In 1998 Proposition 227 was passed, which stated that classes should be taught in English. For Spanish-speaking students this meant that they would have to withhold from Spanish while at school.

 I am not asking for them to never speak Spanish again, just not here. Plus, not all of my students speak Spanish and it’s not fair to them. They do not understand what the group in the back was talking about. They could have been talking about me or about their classmates. It’s not fair to the rest of the students; they know how to speak in English so they should. It is a common courtesy towards all of us non-Spanish speakers. 

    The five of us explained that we were not talking behind anyone’s back, but our teacher was not interested in our explanations. He just wanted us to stop speaking in Spanish. My classmates and I had spoken in Spanish many times in his class and only that time he did choose to confront us about it. Students were only allowed to speak in Spanish when they socialized. There was no proposition against socializing in Spanish during class or at school. I knew that the high school was adapting new regulations for non-English speakers. They were not to speak in Spanish during class whatsoever; students were to speak everything in English in hopes of helping them learn the language faster. I felt, and still do, that I was not to be categorized with non-English speakers and expected to adapt to the regulations. I had proven that I did know the English language and did not feel the need to adopt the regulations that were established for the non-English speakers. We spoke Spanish during recess/breaks or “free time” our teachers gave us during class. Until now, all of the teachers did not mind our Spanish speaking because they knew that we were fluent in English and classes were being taught in English.

    All these regulations and propositions were created in hopes of lowering immigration. Not allowing me to speak in Spanish due to school regulations and propositions makes it seem that I contribute to the immigration problem. I did not choose to immigrate to the US, my parents made that decision in 1974 before I was even born. My teacher emphasized that there was no Spanish in his classroom. We were all to speak only in English at all times during his class. He said these were the school’s regulations and we should follow them. It felt that because I am Mexican-American and spoke Spanish, I was automatically linked with immigration problems. Never in my life had I felt that I was part of the immigration issues going on in the country. I felt that the teacher used my ethnicity and culture to stop me from speaking Spanish.

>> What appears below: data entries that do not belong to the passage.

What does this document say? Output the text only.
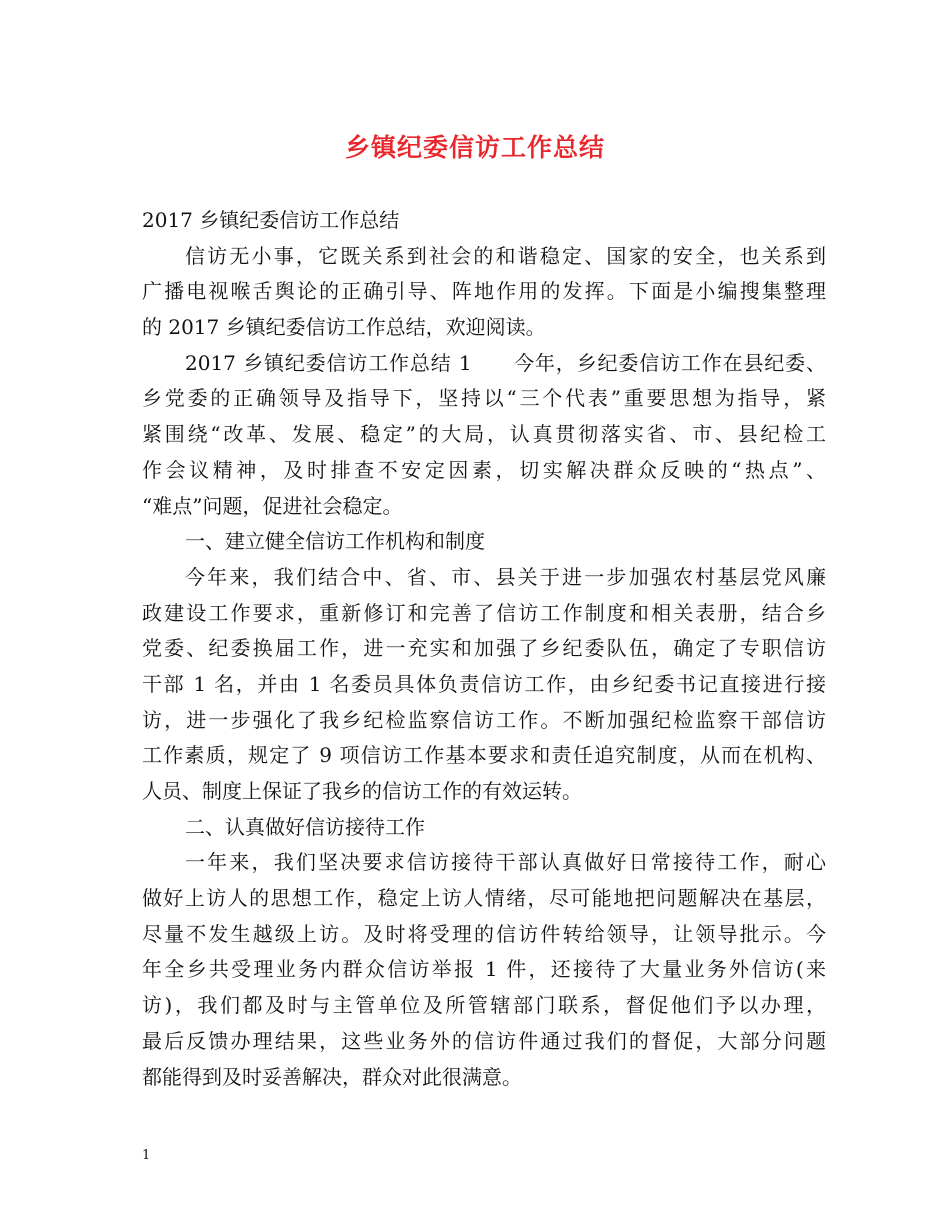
乡镇纪委信访工作总结
2017 乡镇纪委信访工作总结
信访无小事，它既关系到社会的和谐稳定、国家的安全，也关系到
广播电视喉舌舆论的正确引导、阵地作用的发挥。下面是小编搜集整理
的 2017 乡镇纪委信访工作总结，欢迎阅读。
2017 乡镇纪委信访工作总结 1　　今年，乡纪委信访工作在县纪委、
乡党委的正确领导及指导下，坚持以“三个代表”重要思想为指导，紧
紧围绕“改革、发展、稳定”的大局，认真贯彻落实省、市、县纪检工
作会议精神，及时排查不安定因素，切实解决群众反映的“热点”、
“难点”问题，促进社会稳定。
一、建立健全信访工作机构和制度
今年来，我们结合中、省、市、县关于进一步加强农村基层党风廉
政建设工作要求，重新修订和完善了信访工作制度和相关表册，结合乡
党委、纪委换届工作，进一充实和加强了乡纪委队伍，确定了专职信访
干部 1 名，并由 1 名委员具体负责信访工作，由乡纪委书记直接进行接
访，进一步强化了我乡纪检监察信访工作。不断加强纪检监察干部信访
工作素质，规定了 9 项信访工作基本要求和责任追究制度，从而在机构、
人员、制度上保证了我乡的信访工作的有效运转。
二、认真做好信访接待工作
一年来，我们坚决要求信访接待干部认真做好日常接待工作，耐心
做好上访人的思想工作，稳定上访人情绪，尽可能地把问题解决在基层，
尽量不发生越级上访。及时将受理的信访件转给领导，让领导批示。今
年全乡共受理业务内群众信访举报 1 件，还接待了大量业务外信访(来
访)，我们都及时与主管单位及所管辖部门联系，督促他们予以办理，
最后反馈办理结果，这些业务外的信访件通过我们的督促，大部分问题
都能得到及时妥善解决，群众对此很满意。
1
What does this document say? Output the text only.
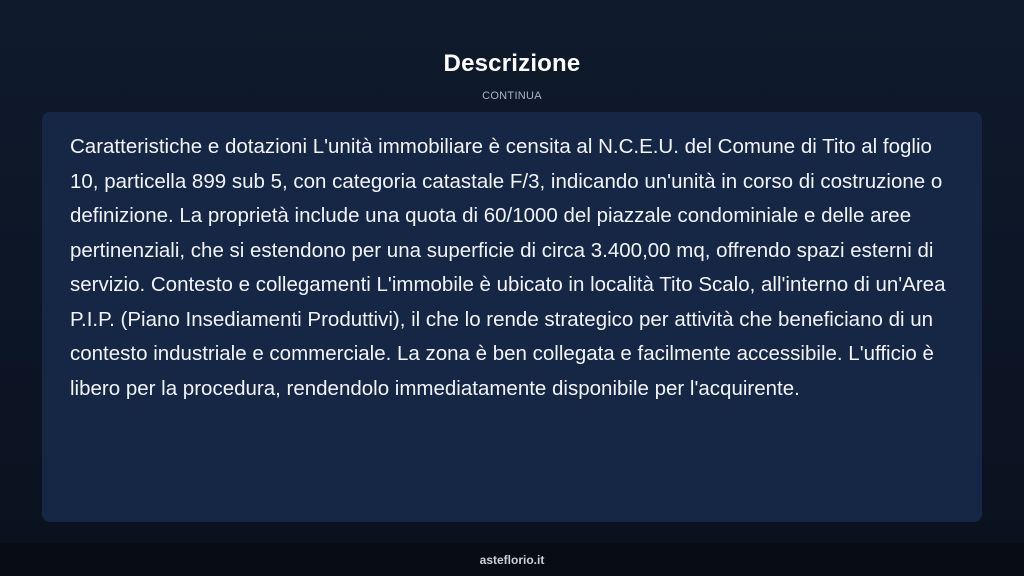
Descrizione
CONTINUA

Caratteristiche e dotazioni L'unità immobiliare è censita al N.C.E.U. del Comune di Tito al foglio 10, particella 899 sub 5, con categoria catastale F/3, indicando un'unità in corso di costruzione o definizione. La proprietà include una quota di 60/1000 del piazzale condominiale e delle aree pertinenziali, che si estendono per una superficie di circa 3.400,00 mq, offrendo spazi esterni di servizio. Contesto e collegamenti L'immobile è ubicato in località Tito Scalo, all'interno di un'Area P.I.P. (Piano Insediamenti Produttivi), il che lo rende strategico per attività che beneficiano di un contesto industriale e commerciale. La zona è ben collegata e facilmente accessibile. L'ufficio è libero per la procedura, rendendolo immediatamente disponibile per l'acquirente.

asteflorio.it
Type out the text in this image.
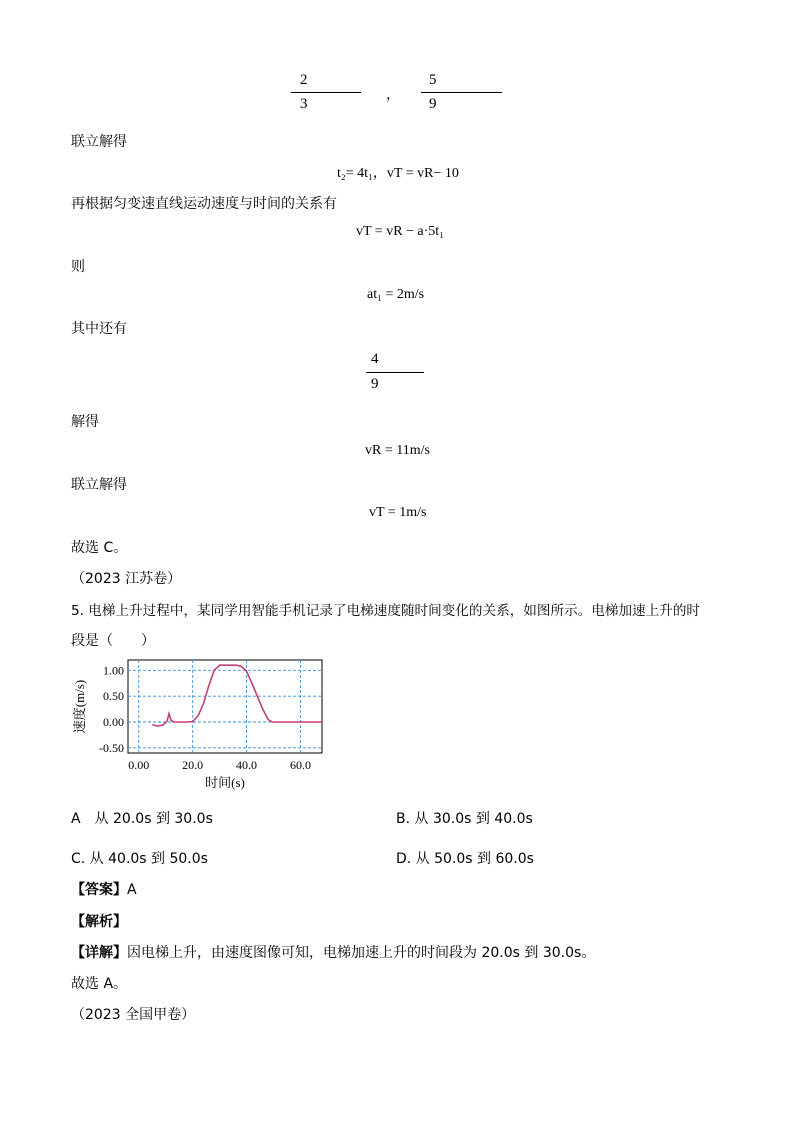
2
3
，
5
9
联立解得
t₂= 4t₁，vT = vR− 10
再根据匀变速直线运动速度与时间的关系有
vT = vR − a·5t₁
则
at₁ = 2m/s
其中还有
4
9
解得
vR = 11m/s
联立解得
vT = 1m/s
故选 C。
（2023 江苏卷）
5. 电梯上升过程中，某同学用智能手机记录了电梯速度随时间变化的关系，如图所示。电梯加速上升的时
段是（　　）
1.00
0.50
0.00
-0.50
0.00	20.0	40.0	60.0
速度(m/s)
时间(s)
A　从 20.0s 到 30.0s	B. 从 30.0s 到 40.0s
C. 从 40.0s 到 50.0s	D. 从 50.0s 到 60.0s
【答案】A
【解析】
【详解】因电梯上升，由速度图像可知，电梯加速上升的时间段为 20.0s 到 30.0s。
故选 A。
（2023 全国甲卷）
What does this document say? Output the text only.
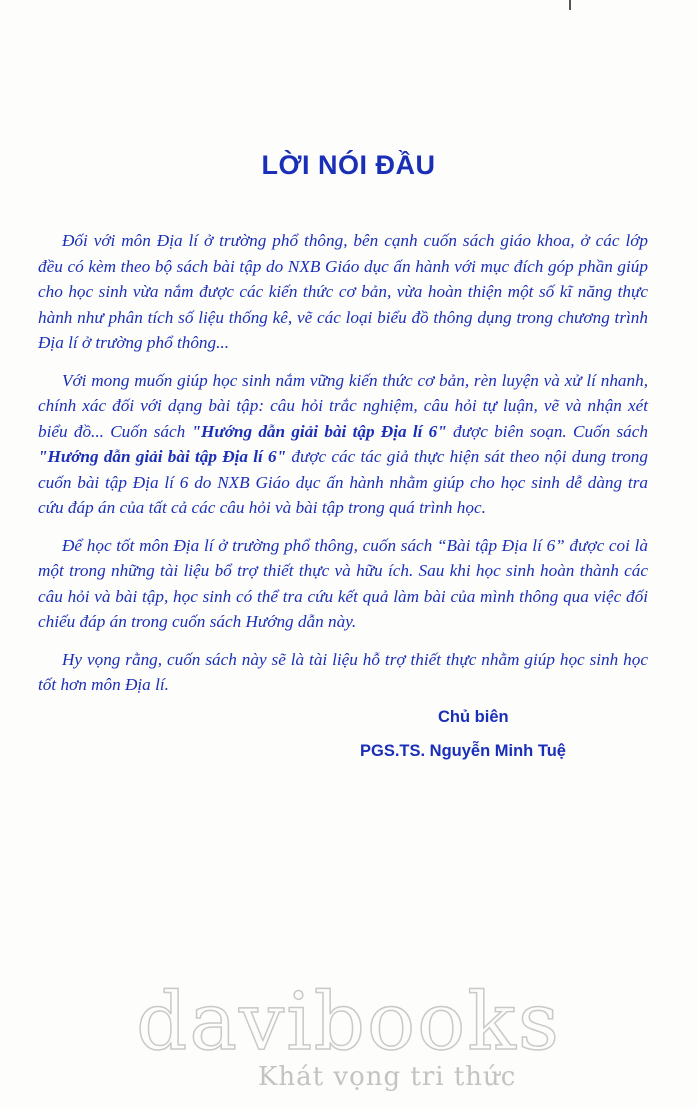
LỜI NÓI ĐẦU

Đối với môn Địa lí ở trường phổ thông, bên cạnh cuốn sách giáo khoa, ở các lớp đều có kèm theo bộ sách bài tập do NXB Giáo dục ấn hành với mục đích góp phần giúp cho học sinh vừa nắm được các kiến thức cơ bản, vừa hoàn thiện một số kĩ năng thực hành như phân tích số liệu thống kê, vẽ các loại biểu đồ thông dụng trong chương trình Địa lí ở trường phổ thông...

Với mong muốn giúp học sinh nắm vững kiến thức cơ bản, rèn luyện và xử lí nhanh, chính xác đối với dạng bài tập: câu hỏi trắc nghiệm, câu hỏi tự luận, vẽ và nhận xét biểu đồ... Cuốn sách "Hướng dẫn giải bài tập Địa lí 6" được biên soạn. Cuốn sách "Hướng dẫn giải bài tập Địa lí 6" được các tác giả thực hiện sát theo nội dung trong cuốn bài tập Địa lí 6 do NXB Giáo dục ấn hành nhằm giúp cho học sinh dễ dàng tra cứu đáp án của tất cả các câu hỏi và bài tập trong quá trình học.

Để học tốt môn Địa lí ở trường phổ thông, cuốn sách “Bài tập Địa lí 6” được coi là một trong những tài liệu bổ trợ thiết thực và hữu ích. Sau khi học sinh hoàn thành các câu hỏi và bài tập, học sinh có thể tra cứu kết quả làm bài của mình thông qua việc đối chiếu đáp án trong cuốn sách Hướng dẫn này.

Hy vọng rằng, cuốn sách này sẽ là tài liệu hỗ trợ thiết thực nhằm giúp học sinh học tốt hơn môn Địa lí.

Chủ biên
PGS.TS. Nguyễn Minh Tuệ
davibooks
Khát vọng tri thức
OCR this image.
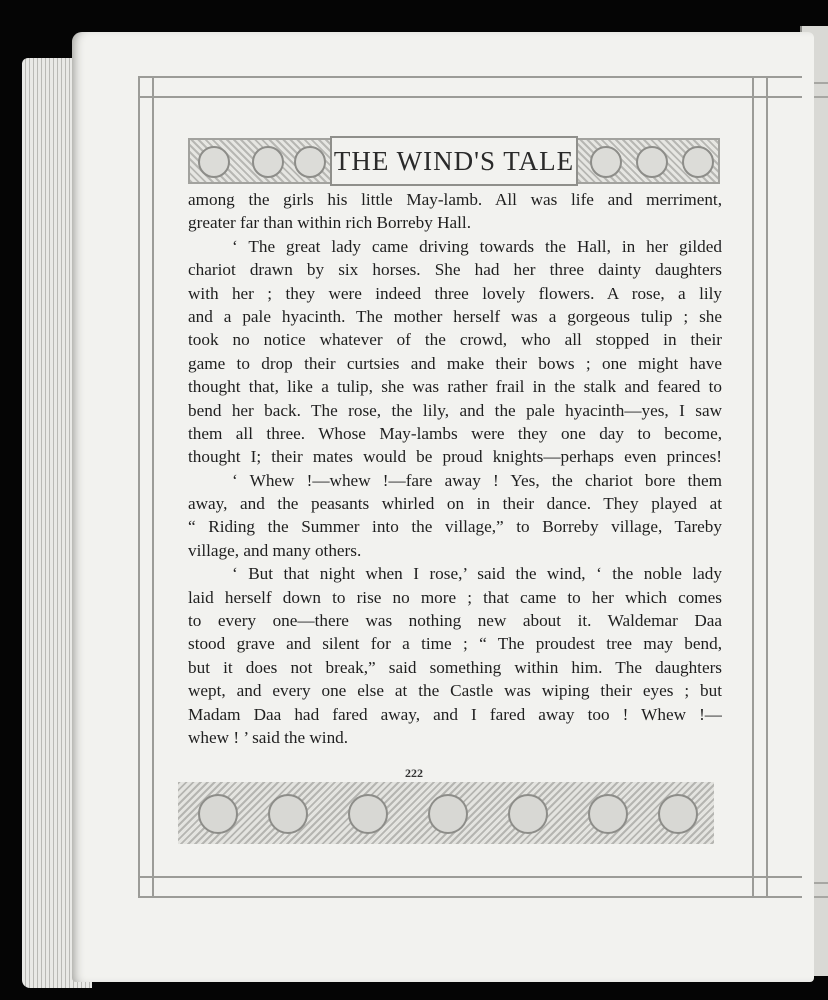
THE WIND'S TALE
among the girls his little May-lamb. All was life and merriment,
greater far than within rich Borreby Hall.
‘ The great lady came driving towards the Hall, in her gilded
chariot drawn by six horses. She had her three dainty daughters
with her ; they were indeed three lovely flowers. A rose, a lily
and a pale hyacinth. The mother herself was a gorgeous tulip ; she
took no notice whatever of the crowd, who all stopped in their
game to drop their curtsies and make their bows ; one might have
thought that, like a tulip, she was rather frail in the stalk and feared to
bend her back. The rose, the lily, and the pale hyacinth—yes, I saw
them all three. Whose May-lambs were they one day to become,
thought I; their mates would be proud knights—perhaps even princes!
‘ Whew !—whew !—fare away ! Yes, the chariot bore them
away, and the peasants whirled on in their dance. They played at
“ Riding the Summer into the village,” to Borreby village, Tareby
village, and many others.
‘ But that night when I rose,’ said the wind, ‘ the noble lady
laid herself down to rise no more ; that came to her which comes
to every one—there was nothing new about it. Waldemar Daa
stood grave and silent for a time ; “ The proudest tree may bend,
but it does not break,” said something within him. The daughters
wept, and every one else at the Castle was wiping their eyes ; but
Madam Daa had fared away, and I fared away too ! Whew !—
whew ! ’ said the wind.
222
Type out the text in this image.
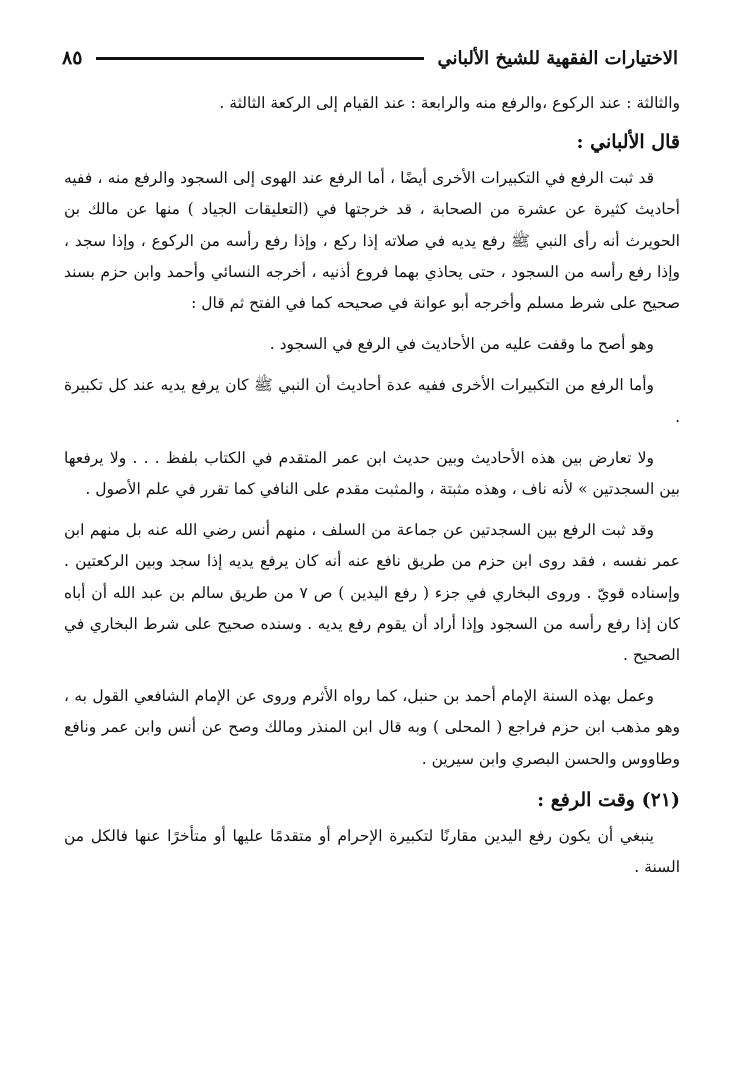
الاختيارات الفقهية للشيخ الألباني
٨٥

والثالثة : عند الركوع ،والرفع منه والرابعة : عند القيام إلى الركعة الثالثة .

قال الألباني :

قد ثبت الرفع في التكبيرات الأخرى أيضًا ، أما الرفع عند الهوى إلى السجود والرفع منه ، ففيه أحاديث كثيرة عن عشرة من الصحابة ، قد خرجتها في (التعليقات الجياد ) منها عن مالك بن الحويرث أنه رأى النبي ﷺ رفع يديه في صلاته إذا ركع ، وإذا رفع رأسه من الركوع ، وإذا سجد ، وإذا رفع رأسه من السجود ، حتى يحاذي بهما فروع أذنيه ، أخرجه النسائي وأحمد وابن حزم بسند صحيح على شرط مسلم وأخرجه أبو عوانة في صحيحه كما في الفتح ثم قال :

وهو أصح ما وقفت عليه من الأحاديث في الرفع في السجود .

وأما الرفع من التكبيرات الأخرى ففيه عدة أحاديث أن النبي ﷺ كان يرفع يديه عند كل تكبيرة .

ولا تعارض بين هذه الأحاديث وبين حديث ابن عمر المتقدم في الكتاب بلفظ . . . ولا يرفعها بين السجدتين » لأنه ناف ، وهذه مثبتة ، والمثبت مقدم على النافي كما تقرر في علم الأصول .

وقد ثبت الرفع بين السجدتين عن جماعة من السلف ، منهم أنس رضي الله عنه بل منهم ابن عمر نفسه ، فقد روى ابن حزم من طريق نافع عنه أنه كان يرفع يديه إذا سجد وبين الركعتين . وإسناده قويّ . وروى البخاري في جزء ( رفع اليدين ) ص ٧ من طريق سالم بن عبد الله أن أباه كان إذا رفع رأسه من السجود وإذا أراد أن يقوم رفع يديه . وسنده صحيح على شرط البخاري في الصحيح .

وعمل بهذه السنة الإمام أحمد بن حنبل، كما رواه الأثرم وروى عن الإمام الشافعي القول به ، وهو مذهب ابن حزم فراجع ( المحلى ) وبه قال ابن المنذر ومالك وصح عن أنس وابن عمر ونافع وطاووس والحسن البصري وابن سيرين .

(٢١) وقت الرفع :

ينبغي أن يكون رفع اليدين مقارنًا لتكبيرة الإحرام أو متقدمًا عليها أو متأخرًا عنها فالكل من السنة .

    Our classmates immediately started talking to one another to release the tension, as the five of us quietly sat looking at each other. It was an awkward silence as each of us had many thoughts running through our minds. Shortly, the bell rang and we immediately started speaking in Spanish about the incident. No one had ever denied us the ability to speak in our native language. We agreed that it was unfair and one of my friends felt it was racism. Not knowing whether it was actually racism we decided to leave it behind us. Once out of the classroom we said good-bye as each of us went our separate ways towards our last class of the day.  But I never forgot that day I first saw myself as Other in our teacher’s gaze.